Q. You see the dance of light in a way that most people don’t. Do you see comedy in light? Can we expect a comedy movie from Santosh Sivan?
A. Ha. Humour, yes. Comedy movie, not yet. I enjoy them, though.

Q. Like M.T. Vasudevan Nair, you raise the standard (and win awards) in whatever you do — ad films, films, children’s films, documentaries, short films. Have you thought of giving us a world-class TV series in Malayalam?
A. NO. I love being “hungry” always and exploring new avenues and ideas. It was a dream to release a Malayalam/English film in the US. So Before the Rains is a first of its kind, presented by Merchant-Ivory. When we were to make it, the folks at Hollywood asked me, “Why Malayalam? Our research says, Hindi and Punjabi are better options, since Malayalis don’t see films and only buy pirated VCDs”!

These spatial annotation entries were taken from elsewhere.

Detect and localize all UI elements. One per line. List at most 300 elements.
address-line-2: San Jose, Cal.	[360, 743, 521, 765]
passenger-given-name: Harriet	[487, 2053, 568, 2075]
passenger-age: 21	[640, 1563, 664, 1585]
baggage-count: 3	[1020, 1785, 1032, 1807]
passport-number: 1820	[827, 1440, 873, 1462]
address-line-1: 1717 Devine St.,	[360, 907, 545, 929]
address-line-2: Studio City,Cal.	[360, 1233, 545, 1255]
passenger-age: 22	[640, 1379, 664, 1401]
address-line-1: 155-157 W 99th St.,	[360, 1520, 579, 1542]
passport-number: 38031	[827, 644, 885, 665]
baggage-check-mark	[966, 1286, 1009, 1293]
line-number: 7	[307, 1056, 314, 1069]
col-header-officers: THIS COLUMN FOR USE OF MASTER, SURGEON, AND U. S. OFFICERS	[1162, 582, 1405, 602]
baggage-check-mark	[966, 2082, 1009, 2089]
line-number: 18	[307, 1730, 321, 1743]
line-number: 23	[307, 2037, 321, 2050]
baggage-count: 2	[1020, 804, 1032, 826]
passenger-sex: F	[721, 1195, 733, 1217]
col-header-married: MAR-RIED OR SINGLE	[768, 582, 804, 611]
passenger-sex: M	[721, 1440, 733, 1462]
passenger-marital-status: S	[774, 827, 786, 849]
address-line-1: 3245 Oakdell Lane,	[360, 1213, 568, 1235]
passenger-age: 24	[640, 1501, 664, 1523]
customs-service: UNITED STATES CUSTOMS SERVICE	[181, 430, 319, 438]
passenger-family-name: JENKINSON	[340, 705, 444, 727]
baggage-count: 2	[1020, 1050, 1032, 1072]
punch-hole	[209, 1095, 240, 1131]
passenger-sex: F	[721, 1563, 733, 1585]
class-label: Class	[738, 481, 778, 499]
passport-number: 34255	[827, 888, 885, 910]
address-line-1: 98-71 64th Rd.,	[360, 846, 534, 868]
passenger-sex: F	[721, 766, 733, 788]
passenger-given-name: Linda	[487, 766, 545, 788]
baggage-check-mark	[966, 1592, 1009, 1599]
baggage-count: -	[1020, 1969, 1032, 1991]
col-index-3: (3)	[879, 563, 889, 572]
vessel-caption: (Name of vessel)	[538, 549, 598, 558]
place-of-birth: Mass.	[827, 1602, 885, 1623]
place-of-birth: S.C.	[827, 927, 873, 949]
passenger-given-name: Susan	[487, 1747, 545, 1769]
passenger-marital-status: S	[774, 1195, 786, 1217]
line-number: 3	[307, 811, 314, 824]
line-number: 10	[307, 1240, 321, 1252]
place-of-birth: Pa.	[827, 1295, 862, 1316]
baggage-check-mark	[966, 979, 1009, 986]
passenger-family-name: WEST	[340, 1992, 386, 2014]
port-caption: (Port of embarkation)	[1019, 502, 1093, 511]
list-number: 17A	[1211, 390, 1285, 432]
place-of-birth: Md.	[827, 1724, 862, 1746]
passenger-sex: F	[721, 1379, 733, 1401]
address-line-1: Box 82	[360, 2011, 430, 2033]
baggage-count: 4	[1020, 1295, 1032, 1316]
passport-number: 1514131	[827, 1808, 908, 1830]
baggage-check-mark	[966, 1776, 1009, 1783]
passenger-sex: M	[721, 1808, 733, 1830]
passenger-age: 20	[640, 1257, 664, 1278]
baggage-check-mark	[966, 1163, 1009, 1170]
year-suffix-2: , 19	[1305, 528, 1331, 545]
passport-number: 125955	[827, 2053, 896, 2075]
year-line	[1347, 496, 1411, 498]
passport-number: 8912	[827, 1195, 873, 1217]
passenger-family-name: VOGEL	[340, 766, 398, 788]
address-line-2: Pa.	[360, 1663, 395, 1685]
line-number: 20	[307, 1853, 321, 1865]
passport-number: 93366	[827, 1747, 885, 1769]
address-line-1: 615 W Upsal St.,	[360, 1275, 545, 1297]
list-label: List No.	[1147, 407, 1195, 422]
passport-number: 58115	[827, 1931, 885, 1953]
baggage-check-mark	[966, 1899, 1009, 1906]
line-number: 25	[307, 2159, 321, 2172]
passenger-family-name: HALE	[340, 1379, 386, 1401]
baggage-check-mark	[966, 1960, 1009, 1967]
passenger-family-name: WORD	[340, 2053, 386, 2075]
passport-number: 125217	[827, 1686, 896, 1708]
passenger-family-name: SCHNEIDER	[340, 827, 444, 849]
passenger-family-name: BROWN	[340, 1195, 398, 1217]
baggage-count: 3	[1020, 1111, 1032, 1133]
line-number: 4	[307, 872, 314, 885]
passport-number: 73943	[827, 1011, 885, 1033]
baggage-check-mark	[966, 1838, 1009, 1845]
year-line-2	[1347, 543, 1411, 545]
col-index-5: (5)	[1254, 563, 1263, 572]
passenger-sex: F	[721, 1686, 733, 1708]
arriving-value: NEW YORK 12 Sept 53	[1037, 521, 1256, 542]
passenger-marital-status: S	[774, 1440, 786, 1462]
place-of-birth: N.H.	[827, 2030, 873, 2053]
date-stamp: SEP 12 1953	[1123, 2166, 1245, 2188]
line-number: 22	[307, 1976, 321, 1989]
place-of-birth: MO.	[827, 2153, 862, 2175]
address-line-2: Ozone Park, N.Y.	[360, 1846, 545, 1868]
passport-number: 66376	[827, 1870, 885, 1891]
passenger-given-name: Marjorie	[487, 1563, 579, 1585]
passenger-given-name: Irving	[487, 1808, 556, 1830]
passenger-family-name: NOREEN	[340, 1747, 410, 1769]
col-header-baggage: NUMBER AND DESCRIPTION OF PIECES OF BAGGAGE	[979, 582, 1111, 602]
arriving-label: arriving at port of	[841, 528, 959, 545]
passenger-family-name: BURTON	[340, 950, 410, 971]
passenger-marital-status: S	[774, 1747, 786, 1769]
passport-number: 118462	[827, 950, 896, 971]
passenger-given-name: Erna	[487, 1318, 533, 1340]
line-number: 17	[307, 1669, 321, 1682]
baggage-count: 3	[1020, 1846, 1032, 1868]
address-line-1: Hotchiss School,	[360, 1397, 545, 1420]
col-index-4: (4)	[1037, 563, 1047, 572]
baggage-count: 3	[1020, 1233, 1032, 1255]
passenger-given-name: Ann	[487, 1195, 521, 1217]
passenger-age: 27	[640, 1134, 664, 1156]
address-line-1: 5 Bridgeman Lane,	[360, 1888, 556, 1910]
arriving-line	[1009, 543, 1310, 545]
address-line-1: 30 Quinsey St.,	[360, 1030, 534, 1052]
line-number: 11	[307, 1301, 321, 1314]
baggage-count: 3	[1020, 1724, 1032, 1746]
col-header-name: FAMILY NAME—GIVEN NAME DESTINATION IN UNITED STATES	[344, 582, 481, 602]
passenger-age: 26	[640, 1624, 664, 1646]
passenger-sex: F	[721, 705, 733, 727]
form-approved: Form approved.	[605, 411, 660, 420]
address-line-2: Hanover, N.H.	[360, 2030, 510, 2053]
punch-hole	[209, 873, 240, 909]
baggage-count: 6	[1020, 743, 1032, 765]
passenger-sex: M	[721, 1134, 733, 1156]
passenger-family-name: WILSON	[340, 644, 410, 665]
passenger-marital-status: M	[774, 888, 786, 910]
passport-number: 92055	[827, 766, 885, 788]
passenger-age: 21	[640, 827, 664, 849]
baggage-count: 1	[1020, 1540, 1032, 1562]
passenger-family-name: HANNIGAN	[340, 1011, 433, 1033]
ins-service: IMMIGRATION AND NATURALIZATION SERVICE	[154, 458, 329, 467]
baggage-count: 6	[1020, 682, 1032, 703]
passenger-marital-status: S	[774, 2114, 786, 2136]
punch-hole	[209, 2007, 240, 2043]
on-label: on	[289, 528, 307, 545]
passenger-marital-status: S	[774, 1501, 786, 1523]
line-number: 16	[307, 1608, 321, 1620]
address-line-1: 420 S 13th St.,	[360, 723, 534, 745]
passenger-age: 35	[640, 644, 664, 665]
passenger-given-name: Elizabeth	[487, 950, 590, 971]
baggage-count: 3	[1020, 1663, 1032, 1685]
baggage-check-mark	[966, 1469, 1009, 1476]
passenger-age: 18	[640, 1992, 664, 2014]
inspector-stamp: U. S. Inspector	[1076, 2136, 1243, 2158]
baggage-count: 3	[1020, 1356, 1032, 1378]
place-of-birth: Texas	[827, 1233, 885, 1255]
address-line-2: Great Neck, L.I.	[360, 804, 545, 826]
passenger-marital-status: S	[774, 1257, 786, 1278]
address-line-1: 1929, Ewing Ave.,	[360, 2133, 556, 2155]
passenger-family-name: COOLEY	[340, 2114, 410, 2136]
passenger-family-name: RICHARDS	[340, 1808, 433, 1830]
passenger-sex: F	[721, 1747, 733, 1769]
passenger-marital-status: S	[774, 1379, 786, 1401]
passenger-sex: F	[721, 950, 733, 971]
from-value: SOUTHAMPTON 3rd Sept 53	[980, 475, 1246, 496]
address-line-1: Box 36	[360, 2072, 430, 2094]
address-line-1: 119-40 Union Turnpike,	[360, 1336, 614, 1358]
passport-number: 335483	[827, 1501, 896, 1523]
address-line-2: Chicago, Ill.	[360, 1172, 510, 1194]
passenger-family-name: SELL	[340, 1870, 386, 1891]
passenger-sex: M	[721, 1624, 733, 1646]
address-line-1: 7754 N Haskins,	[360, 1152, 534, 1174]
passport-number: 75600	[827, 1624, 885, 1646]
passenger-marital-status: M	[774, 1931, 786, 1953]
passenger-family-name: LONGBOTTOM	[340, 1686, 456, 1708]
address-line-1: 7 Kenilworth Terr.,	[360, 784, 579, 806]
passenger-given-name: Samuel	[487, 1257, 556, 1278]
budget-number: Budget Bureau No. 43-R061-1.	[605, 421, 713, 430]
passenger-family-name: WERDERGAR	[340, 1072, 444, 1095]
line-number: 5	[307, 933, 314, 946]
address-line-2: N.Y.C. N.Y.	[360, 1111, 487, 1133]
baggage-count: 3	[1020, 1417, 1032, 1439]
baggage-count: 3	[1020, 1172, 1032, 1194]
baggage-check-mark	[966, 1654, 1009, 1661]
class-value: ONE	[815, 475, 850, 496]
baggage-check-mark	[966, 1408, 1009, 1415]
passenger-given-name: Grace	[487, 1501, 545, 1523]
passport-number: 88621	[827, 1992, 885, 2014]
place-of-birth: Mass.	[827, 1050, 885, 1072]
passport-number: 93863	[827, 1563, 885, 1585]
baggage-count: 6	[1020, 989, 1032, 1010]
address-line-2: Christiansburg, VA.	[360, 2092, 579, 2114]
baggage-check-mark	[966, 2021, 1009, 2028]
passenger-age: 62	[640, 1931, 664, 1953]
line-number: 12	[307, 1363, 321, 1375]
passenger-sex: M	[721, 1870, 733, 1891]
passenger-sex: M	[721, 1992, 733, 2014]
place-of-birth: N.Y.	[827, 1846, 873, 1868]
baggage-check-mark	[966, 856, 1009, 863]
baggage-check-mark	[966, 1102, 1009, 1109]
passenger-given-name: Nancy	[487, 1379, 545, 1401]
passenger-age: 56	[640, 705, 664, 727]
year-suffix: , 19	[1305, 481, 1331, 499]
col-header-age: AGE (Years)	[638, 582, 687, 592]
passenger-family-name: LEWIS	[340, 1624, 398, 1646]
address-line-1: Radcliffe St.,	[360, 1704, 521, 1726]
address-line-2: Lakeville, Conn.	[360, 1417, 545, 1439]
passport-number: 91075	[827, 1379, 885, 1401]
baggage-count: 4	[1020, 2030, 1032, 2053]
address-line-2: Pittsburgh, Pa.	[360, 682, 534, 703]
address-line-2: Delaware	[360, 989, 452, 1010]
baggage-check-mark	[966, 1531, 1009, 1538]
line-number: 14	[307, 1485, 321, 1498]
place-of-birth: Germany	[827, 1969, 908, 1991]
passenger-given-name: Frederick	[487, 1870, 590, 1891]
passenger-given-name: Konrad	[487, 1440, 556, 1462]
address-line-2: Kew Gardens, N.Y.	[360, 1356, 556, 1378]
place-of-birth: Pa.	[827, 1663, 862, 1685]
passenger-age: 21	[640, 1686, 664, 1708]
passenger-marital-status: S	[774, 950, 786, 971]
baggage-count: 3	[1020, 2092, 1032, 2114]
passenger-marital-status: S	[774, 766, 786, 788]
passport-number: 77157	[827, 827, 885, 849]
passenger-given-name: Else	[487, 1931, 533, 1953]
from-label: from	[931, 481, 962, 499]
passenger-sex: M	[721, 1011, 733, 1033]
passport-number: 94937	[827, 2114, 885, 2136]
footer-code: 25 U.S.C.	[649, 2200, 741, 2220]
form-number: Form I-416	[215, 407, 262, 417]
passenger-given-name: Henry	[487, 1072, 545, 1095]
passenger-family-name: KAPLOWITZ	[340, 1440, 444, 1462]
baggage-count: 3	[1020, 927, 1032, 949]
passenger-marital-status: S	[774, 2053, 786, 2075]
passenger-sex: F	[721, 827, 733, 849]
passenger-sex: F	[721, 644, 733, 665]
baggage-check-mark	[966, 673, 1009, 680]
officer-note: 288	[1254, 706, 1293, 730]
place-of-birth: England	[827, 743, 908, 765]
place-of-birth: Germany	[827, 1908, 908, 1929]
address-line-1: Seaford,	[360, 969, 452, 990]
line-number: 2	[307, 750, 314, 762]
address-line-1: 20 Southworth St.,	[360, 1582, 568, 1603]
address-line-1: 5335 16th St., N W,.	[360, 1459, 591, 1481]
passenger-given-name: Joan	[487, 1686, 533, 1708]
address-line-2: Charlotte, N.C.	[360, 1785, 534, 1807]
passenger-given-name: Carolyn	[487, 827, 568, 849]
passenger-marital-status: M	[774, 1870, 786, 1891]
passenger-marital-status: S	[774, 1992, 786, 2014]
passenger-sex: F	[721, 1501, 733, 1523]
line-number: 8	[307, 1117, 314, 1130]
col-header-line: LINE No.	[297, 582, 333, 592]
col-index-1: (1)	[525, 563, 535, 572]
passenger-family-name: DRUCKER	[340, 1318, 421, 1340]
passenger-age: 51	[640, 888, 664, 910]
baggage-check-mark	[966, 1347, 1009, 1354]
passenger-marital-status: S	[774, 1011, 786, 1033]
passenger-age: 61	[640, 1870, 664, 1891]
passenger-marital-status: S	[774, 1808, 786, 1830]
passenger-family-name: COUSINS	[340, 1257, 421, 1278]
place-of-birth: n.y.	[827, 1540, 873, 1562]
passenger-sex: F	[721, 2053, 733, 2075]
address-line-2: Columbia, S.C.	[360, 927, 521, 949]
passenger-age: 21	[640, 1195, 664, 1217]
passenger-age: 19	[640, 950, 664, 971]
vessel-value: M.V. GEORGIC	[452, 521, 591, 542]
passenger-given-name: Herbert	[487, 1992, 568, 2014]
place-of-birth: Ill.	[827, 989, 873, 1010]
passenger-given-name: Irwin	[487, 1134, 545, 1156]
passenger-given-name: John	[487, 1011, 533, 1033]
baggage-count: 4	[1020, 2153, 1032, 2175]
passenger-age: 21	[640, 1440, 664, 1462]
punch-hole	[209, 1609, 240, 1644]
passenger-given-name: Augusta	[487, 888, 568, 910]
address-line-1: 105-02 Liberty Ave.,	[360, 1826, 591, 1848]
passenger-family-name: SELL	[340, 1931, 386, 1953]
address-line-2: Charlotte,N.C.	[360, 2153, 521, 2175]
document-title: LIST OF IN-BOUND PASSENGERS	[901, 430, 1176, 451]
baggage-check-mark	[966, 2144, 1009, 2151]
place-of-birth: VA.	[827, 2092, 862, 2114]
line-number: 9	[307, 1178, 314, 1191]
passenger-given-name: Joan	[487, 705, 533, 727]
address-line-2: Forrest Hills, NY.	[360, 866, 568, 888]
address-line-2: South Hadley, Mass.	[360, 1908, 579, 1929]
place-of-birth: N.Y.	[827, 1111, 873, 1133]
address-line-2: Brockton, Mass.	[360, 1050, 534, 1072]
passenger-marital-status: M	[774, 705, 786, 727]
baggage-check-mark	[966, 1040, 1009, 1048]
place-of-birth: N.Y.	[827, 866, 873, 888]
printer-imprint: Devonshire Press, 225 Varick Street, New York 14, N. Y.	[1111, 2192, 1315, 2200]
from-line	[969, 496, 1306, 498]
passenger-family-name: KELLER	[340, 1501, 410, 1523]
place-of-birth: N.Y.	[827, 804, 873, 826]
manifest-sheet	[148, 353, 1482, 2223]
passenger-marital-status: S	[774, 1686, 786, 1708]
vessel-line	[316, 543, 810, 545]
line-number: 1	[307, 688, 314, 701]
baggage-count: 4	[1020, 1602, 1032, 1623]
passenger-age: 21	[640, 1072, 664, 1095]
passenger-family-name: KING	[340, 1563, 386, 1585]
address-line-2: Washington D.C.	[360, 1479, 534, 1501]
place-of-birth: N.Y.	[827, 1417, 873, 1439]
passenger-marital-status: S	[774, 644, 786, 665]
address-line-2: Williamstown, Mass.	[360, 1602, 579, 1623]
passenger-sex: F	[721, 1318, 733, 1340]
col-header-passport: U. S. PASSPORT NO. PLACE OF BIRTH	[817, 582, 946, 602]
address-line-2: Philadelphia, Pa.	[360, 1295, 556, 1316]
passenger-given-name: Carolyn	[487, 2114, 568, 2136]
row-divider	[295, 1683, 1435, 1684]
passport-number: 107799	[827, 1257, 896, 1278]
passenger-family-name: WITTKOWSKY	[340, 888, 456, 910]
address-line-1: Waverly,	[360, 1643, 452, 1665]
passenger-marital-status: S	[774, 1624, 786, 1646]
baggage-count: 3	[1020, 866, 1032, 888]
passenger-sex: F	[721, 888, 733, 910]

Q. Asoka was partly inspired by your history teacher in Loyola, and Malli was an adaptation of a story you studied in school. Is there a Loyola connection to Before the Rains?
A. Though the story is from the Hollywood producers, it deals with a colonial background, where there are always cultures clashing. For instance, it’s perfectly normal for us to sit in front of computers and crack our head on logic, and equally normal to sit and do religious rituals and break coconuts. I was always fascinated with the roads that wind up into the Wayanad hills, and the efforts to build them. Sort of clashing of nature and man. A road is always a leftover of the clash. And becomes timeless. So many landmarks are British. So these images trigger off. Imagining about them and their life in Kerala and our forefathers, and their relationship. The movie is about such people. Rahul Bose, who is caught in-between and the choices he has to make. So with Linus Roache, Jennifer Ehle, and Nandita [Das] who all have to make choices. It resonates today too where all have to make choices. The film explores the grey areas. No one is stereotyped black or white.

* * *

Is the movie then a world away from Loyola, about which Santosh Sivan once said “Everything from blackboard to the priest’s dress to the school uniform to the pencil to the pen… everything has a black and white quality to it”? Or is there a Loyolite beneath Rahul Bose’s character, who reportedly “has the mentality of an Indian but also wants to be an Englishman”?